Ogniqualvolta in una proposta didattica eliminiamo un avversario od una direzione di gioco, favoriamo e stimoliamo, da parte dei nostri allievi o giocatori adulti, lo sviluppo di intenzionalità tronche, non più legate allo scopo dell’agire (trasmetto la palla sulla corsa del compagno perché ha spazio alle spalle delle linee di gioco avversarie e può attaccare la porta, ricevo con il piede destro in apertura perché così posso eludere la pressione del mio diretto oppositore e aggredire uno spazio) ma al metodo (trasmetto la palla sulla corsa, ricevo orientato e aperto (rispetto a quali elementi?)) o al semplice mezzo (trasmetto con l’interno del piede destro, mi oriento per ricevere) con cui cerchiamo di risolvere, più o meno direttivamente da parte del tecnico di turno, la situazione di gioco in cui sono protagonisti.

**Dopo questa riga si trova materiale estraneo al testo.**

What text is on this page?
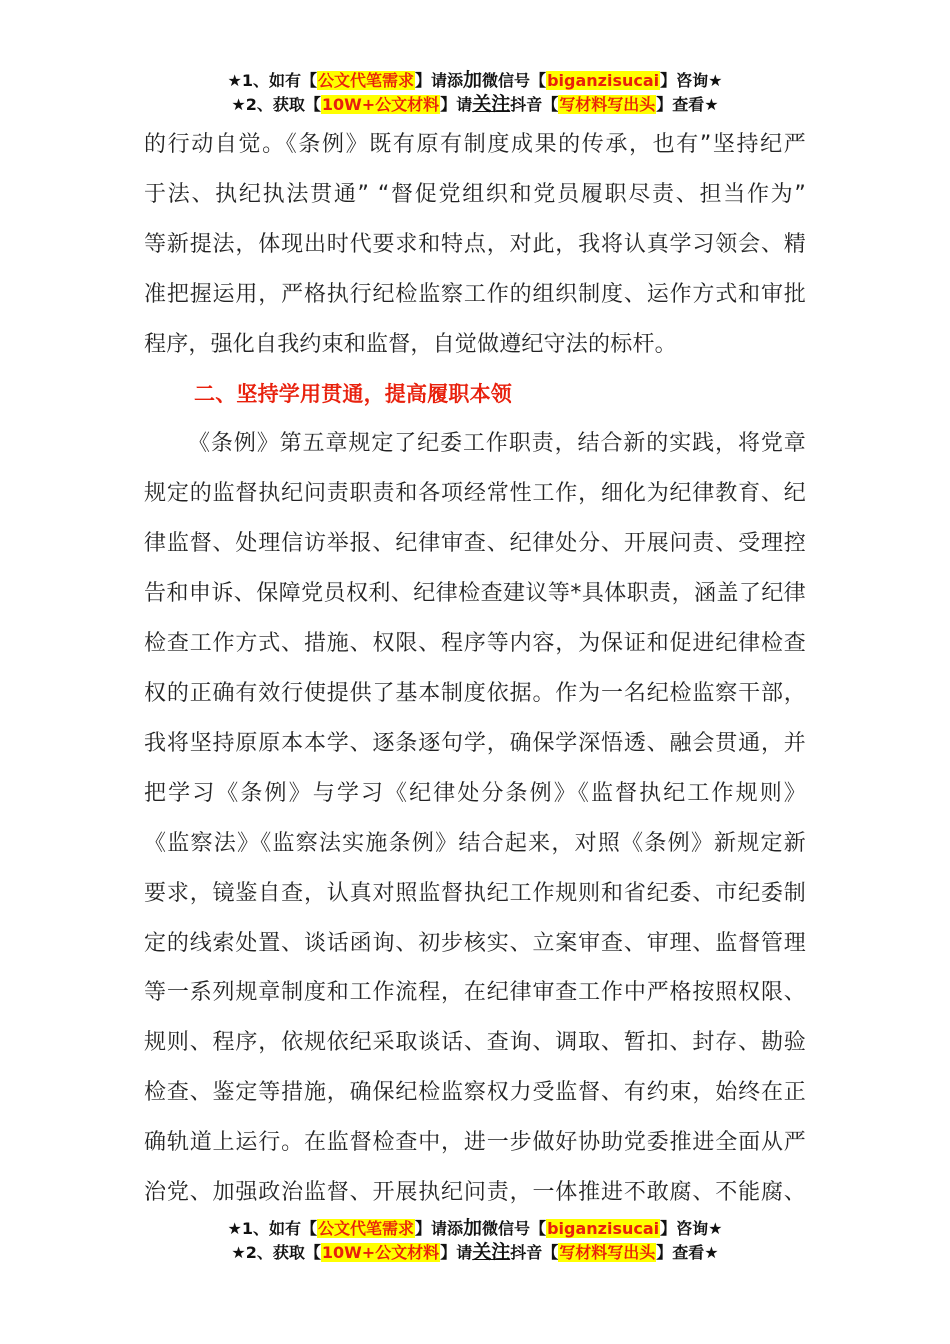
★1、如有【公文代笔需求】请添加微信号【biganzisucai】咨询★
★2、获取【10W+公文材料】请关注抖音【写材料写出头】查看★

的行动自觉。《条例》既有原有制度成果的传承，也有”坚持纪严
于法、执纪执法贯通” “督促党组织和党员履职尽责、担当作为”
等新提法，体现出时代要求和特点，对此，我将认真学习领会、精
准把握运用，严格执行纪检监察工作的组织制度、运作方式和审批
程序，强化自我约束和监督，自觉做遵纪守法的标杆。

二、坚持学用贯通，提高履职本领

《条例》第五章规定了纪委工作职责，结合新的实践，将党章
规定的监督执纪问责职责和各项经常性工作，细化为纪律教育、纪
律监督、处理信访举报、纪律审查、纪律处分、开展问责、受理控
告和申诉、保障党员权利、纪律检查建议等*具体职责，涵盖了纪律
检查工作方式、措施、权限、程序等内容，为保证和促进纪律检查
权的正确有效行使提供了基本制度依据。作为一名纪检监察干部，
我将坚持原原本本学、逐条逐句学，确保学深悟透、融会贯通，并
把学习《条例》与学习《纪律处分条例》《监督执纪工作规则》
《监察法》《监察法实施条例》结合起来，对照《条例》新规定新
要求，镜鉴自查，认真对照监督执纪工作规则和省纪委、市纪委制
定的线索处置、谈话函询、初步核实、立案审查、审理、监督管理
等一系列规章制度和工作流程，在纪律审查工作中严格按照权限、
规则、程序，依规依纪采取谈话、查询、调取、暂扣、封存、勘验
检查、鉴定等措施，确保纪检监察权力受监督、有约束，始终在正
确轨道上运行。在监督检查中，进一步做好协助党委推进全面从严
治党、加强政治监督、开展执纪问责，一体推进不敢腐、不能腐、

★1、如有【公文代笔需求】请添加微信号【biganzisucai】咨询★
★2、获取【10W+公文材料】请关注抖音【写材料写出头】查看★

Se, nell’arco percorso di formazione del giocatore, questa modalità esperienziale si fa significativa o addirittura si erge a metodo, l’intenzionalità tronca viene assimilata, in maniera difficilmente reversibile, come modalità di elaborazione e interazione principale, se non esclusiva, anche del giocatore adulto.

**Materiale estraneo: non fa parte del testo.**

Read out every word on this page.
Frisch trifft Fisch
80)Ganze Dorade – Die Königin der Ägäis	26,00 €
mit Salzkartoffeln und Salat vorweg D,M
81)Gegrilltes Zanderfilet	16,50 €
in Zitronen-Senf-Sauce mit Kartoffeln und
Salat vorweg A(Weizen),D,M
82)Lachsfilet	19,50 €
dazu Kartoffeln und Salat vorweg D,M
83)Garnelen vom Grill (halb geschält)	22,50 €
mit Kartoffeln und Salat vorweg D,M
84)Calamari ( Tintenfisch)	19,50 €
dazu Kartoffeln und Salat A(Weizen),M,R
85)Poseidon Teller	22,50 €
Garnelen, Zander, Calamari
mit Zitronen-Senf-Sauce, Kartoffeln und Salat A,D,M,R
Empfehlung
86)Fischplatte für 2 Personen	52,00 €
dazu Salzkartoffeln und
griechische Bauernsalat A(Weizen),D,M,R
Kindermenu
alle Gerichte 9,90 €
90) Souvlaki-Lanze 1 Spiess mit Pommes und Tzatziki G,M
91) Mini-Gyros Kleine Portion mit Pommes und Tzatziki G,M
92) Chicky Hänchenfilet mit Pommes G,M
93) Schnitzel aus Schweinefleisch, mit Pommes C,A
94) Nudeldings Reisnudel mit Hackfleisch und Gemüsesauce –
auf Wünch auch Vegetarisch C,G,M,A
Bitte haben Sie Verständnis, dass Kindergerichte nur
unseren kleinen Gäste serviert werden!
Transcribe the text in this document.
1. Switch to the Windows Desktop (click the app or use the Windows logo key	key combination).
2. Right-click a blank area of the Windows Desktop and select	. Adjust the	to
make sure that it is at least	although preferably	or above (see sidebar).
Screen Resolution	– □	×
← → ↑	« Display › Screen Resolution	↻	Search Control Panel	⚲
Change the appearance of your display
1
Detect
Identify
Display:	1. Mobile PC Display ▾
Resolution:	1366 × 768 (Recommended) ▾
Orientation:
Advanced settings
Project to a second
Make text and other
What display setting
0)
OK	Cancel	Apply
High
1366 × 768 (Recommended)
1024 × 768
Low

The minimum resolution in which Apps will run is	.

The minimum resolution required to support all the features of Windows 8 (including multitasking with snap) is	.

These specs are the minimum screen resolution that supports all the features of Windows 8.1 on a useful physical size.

In questa maniera le capacità di interpretazione del gioco, sia istintive che razionali, dei nostri giocatori vengono in larga parte compromesse a favore di semplici competenze di riconoscimento e lettura delle dinamiche che si succedono e sovrappongono sul campo.
Nel contesto di gioco reale questa carenza si manifesta in primo luogo nella carenza di iniziativa, efficacia, partecipazione stessa al gioco da parte dei nostri giocatori.